Al-Mankabawi melanjutkan, hadis ini tersusun dengan narasi kabar tetapi mengandung makna larangan (al-khabar bi makna al-nahyi). Hal ini disebabkan tidak sahnya melangsungkan arti kabar karena akan kontra dengan realita musabab pada kenyataanya kemudaratan kerap terjadi. Jika ditinjau dari perspektif bayan, narasi hadis masuk dalam kriteria kalam majaz dalam bentuk majaz mursal dengan ‘alaqah al-tdhaddu (kontadiktif), karena kabar memiliki makna antonim dengan nafi sebagai insya`.

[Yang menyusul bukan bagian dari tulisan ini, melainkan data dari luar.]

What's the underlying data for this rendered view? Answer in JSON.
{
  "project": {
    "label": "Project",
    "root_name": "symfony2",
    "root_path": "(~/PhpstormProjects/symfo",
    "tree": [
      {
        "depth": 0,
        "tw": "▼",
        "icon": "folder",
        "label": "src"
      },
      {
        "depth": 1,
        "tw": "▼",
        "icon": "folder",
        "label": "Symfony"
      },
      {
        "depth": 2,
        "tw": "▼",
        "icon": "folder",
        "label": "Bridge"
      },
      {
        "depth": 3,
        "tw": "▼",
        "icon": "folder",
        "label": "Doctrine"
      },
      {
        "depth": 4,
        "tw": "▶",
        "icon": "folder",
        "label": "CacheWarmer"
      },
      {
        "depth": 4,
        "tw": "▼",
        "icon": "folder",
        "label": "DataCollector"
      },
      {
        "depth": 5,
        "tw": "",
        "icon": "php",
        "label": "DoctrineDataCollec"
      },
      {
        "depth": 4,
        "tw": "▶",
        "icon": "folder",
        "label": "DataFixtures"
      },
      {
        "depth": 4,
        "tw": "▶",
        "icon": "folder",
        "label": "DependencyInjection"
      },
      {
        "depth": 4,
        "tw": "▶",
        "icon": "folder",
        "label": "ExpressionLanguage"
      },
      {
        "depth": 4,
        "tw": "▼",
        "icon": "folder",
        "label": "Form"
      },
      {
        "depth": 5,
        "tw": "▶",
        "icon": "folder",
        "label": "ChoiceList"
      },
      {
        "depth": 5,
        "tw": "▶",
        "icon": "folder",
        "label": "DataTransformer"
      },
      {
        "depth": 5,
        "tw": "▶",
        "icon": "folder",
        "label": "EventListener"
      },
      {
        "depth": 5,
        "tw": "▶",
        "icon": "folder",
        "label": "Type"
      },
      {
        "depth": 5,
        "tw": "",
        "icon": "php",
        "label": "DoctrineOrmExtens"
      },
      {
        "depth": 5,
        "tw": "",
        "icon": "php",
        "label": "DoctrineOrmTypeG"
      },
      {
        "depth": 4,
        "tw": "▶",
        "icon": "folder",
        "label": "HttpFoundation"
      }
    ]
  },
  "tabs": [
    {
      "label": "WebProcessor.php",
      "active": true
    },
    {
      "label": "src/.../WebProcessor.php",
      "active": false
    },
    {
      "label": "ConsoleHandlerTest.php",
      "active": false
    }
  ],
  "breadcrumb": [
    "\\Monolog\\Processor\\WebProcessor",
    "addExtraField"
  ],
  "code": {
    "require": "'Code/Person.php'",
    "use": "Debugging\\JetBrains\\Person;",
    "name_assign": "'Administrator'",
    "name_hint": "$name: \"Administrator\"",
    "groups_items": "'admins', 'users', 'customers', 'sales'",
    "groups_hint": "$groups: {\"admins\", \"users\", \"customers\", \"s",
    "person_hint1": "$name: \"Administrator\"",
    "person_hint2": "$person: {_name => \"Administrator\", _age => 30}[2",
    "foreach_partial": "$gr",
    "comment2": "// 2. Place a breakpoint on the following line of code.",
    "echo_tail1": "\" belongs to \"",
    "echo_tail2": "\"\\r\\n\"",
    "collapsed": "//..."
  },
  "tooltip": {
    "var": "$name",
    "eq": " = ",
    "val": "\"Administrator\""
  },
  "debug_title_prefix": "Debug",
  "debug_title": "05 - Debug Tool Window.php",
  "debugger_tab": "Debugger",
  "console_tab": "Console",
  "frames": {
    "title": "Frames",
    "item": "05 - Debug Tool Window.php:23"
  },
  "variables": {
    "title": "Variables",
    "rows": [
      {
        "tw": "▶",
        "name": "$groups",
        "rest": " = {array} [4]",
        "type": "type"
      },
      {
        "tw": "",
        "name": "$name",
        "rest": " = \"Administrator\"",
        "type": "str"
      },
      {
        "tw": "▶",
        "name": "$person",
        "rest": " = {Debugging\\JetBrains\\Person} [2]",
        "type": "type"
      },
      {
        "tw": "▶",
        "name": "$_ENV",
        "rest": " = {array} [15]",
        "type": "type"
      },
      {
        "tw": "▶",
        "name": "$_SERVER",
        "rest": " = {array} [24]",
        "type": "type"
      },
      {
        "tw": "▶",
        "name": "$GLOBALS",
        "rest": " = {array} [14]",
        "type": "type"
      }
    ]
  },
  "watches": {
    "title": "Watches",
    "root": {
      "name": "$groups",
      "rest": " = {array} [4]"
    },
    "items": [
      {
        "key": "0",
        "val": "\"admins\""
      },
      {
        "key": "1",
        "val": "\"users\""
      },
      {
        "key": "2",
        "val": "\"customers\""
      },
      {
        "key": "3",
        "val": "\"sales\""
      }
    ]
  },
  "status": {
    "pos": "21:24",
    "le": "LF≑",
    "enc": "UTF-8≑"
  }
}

Selain tafsir di atas, terdapat pula pendapat yang lain dalam mengartikan dharar dan dhirar. Hal tersebut sebagaimana diketengahkan oleh Ibnu Abdil Bar terkait variatif pendapat dan pandangan. Di antaranya pendapat yang diketengahkan oleh al-Khusyani, ia menafsrikan dharar dengan perkara yang bermanfaat bagi pribadi kita sedangkan terdapat kemudaratan bagi orang lain. Sedangkan dhirar adalah perkara yang bagi pribadi kita tidak ada manfaat apapun, sedangkan bagi orang lain terdapat kemudaratan. Kata Ali Ahmad Nadwi tafsir ini lebih tepat. 



Rujukan:

Al-Suyuthi, al-Asybah wa al-Nadhair fi al-Furu’, (Semarang: al-Haramain, t.t), hal. 61. 


Ali Ahmad an-Nadwi, al-Qawa’id al-Fiqhiyyah (Mafhumuha, Nasy`atuha, Tathawwuruha, Darah Muallafatiha, Adillatuha, Muhimmatuha, Tathbiqatuha, (Damaskus: Dar al-Qalam, 1994), hal. 287.


Abdullatif al-Khatib al-Mankabawi, al-Nafahat, (Semarang: al-Haramain, t.t), hal. 148.


Ahmad al-Shawi, Hasyiah al-Shawi fi ‘Ilm al-Bayan, (Semarang: al-Haramain, t.t, hal. 15.